No obstante, la voz de un ave no puede separarse por completo del lugar donde se ha formado. No solo canta dentro del espacio, sino que se convierte en la voz viva del propio paisaje.
Las aves oyen el mundo de manera más amplia que nosotros, viven dentro de sus ritmos y añaden sus propias voces a la partitura general.
Por qué elegimos lo que nos resulta afín
Una nueva investigación mostró que la capacidad de reconocer aves por su apariencia o canto no influía significativamente en las valoraciones. Para sentir la belleza del mirlo no hace falta ser ornitólogo.
Además, las personas que en general valoraban a las aves y tenían una actitud positiva hacia ellas valoraban más sus voces.
Por lo tanto, la percepción nace en el encuentro entre las propiedades físicas del sonido y el propio oyente.
No elegimos solo con los oídos.
El cerebro analiza la frecuencia, el volumen y la estructura de la señal. El sistema nervioso reacciona ante ella como algo tranquilo, interesante o inquietante. La memoria añade asociaciones.
Lo que llamamos resonancia, en lenguaje científico se compone de muchos procesos. Pero la esencia sigue siendo sorprendentemente cercana: entre innumerables sonidos, el ser humano reconoce aquel que se vuelve afín a su mundo interior.
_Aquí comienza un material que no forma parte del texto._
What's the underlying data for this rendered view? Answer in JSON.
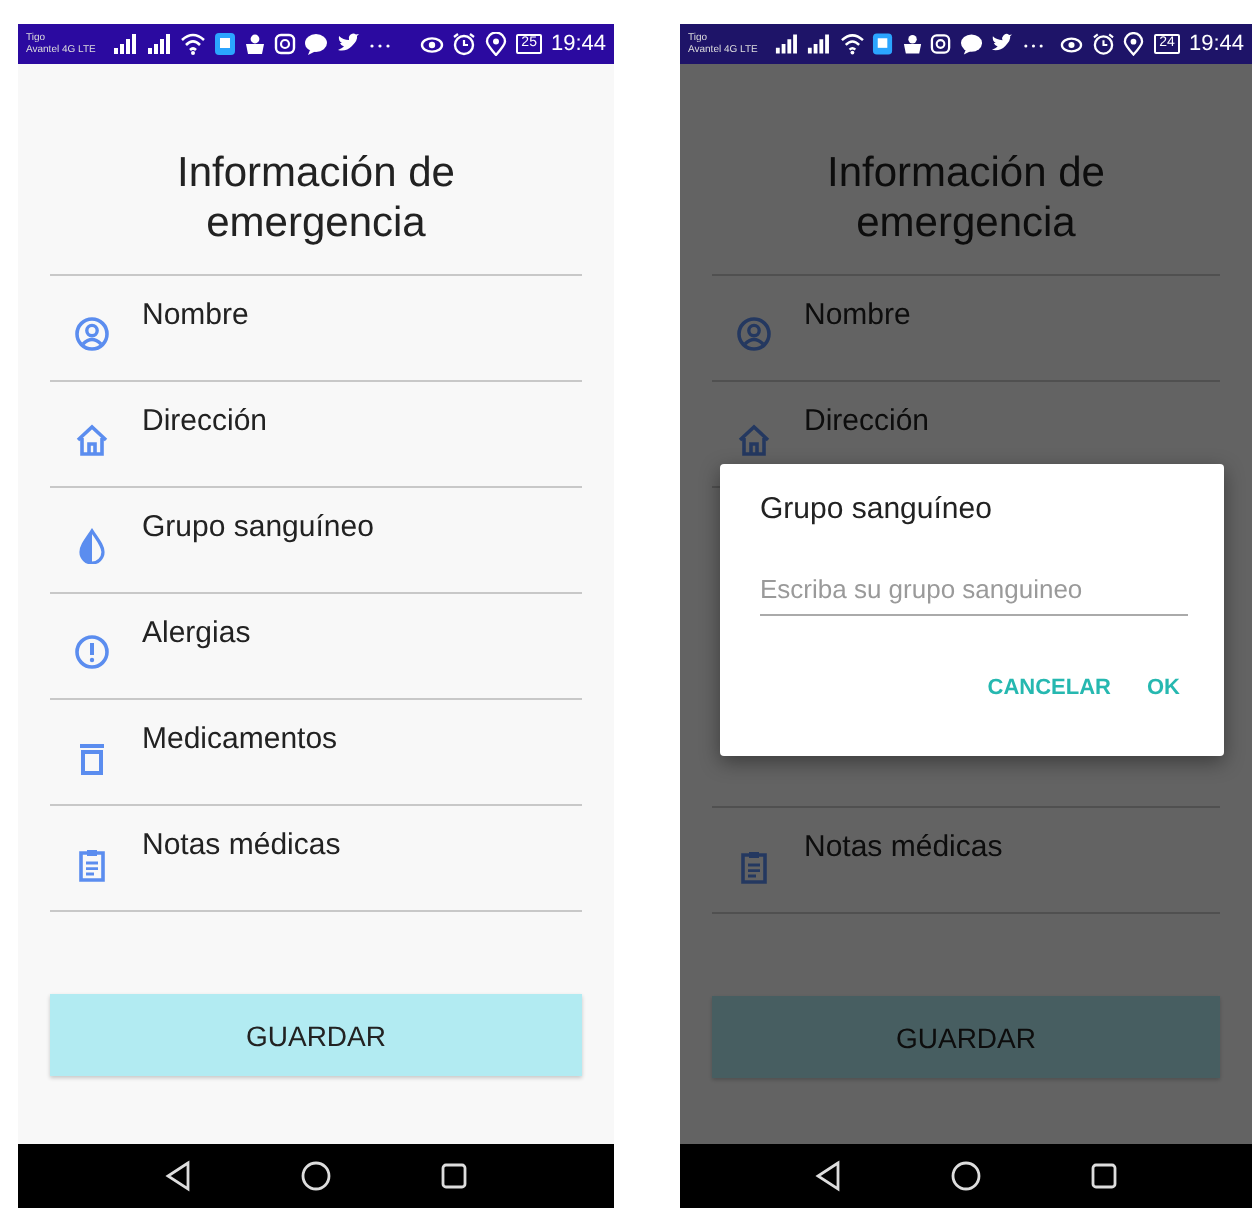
{
  "phones": [
    {
      "dimmed": false,
      "status_bar": {
        "carrier": "Tigo",
        "network": "Avantel 4G LTE",
        "battery": "25",
        "time": "19:44"
      },
      "screen": {
        "title": "Información de emergencia",
        "items": [
          {
            "kind": "person",
            "label": "Nombre"
          },
          {
            "kind": "home",
            "label": "Dirección"
          },
          {
            "kind": "drop",
            "label": "Grupo sanguíneo"
          },
          {
            "kind": "alert",
            "label": "Alergias"
          },
          {
            "kind": "bin",
            "label": "Medicamentos"
          },
          {
            "kind": "clipboard",
            "label": "Notas médicas"
          }
        ],
        "save_button": "GUARDAR"
      }
    },
    {
      "dimmed": true,
      "status_bar": {
        "carrier": "Tigo",
        "network": "Avantel 4G LTE",
        "battery": "24",
        "time": "19:44"
      },
      "screen": {
        "title": "Información de emergencia",
        "items": [
          {
            "kind": "person",
            "label": "Nombre"
          },
          {
            "kind": "home",
            "label": "Dirección"
          }
        ],
        "items_below": [
          {
            "kind": "clipboard",
            "label": "Notas médicas"
          }
        ],
        "save_button": "GUARDAR"
      },
      "dialog": {
        "title": "Grupo sanguíneo",
        "field": {
          "placeholder": "Escriba su grupo sanguineo"
        },
        "buttons": [
          "CANCELAR",
          "OK"
        ]
      }
    }
  ]
}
Quizás la voz del mirlo común triunfó porque en su canto el sonido de la naturaleza se encontró con algo profundamente afín al propio ser humano.
El mirlo común está presente desde hace tiempo también en la cultura musical moderna. En la parte final de la canción de The Beatles Blackbird de hecho suena la grabación de la voz de un mirlo común macho, añadida durante la mezcla desde la biblioteca de efectos de sonido de EMI.
Paul McCartney asoció la obra tanto con un pájaro que escuchó en la India como con la lucha de los afroamericanos por los derechos civiles. Así, la voz de la naturaleza se convirtió en parte de la canción humana y, a la vez, en símbolo de libertad.
Quizá no inventamos la música en soledad. Escuchamos que el mundo ya sonaba y un día decidimos unirnos a él.
¿Qué nos ha cantado hoy el planeta?
La ciencia ha declarado un ganador: el mirlo común. Pero en el planeta que canta no hay perdedores.
El planeta no calla. Suena con el viento, el agua y las voces de las aves; y, al pasar a través del ser humano, continúa su música en sus estados.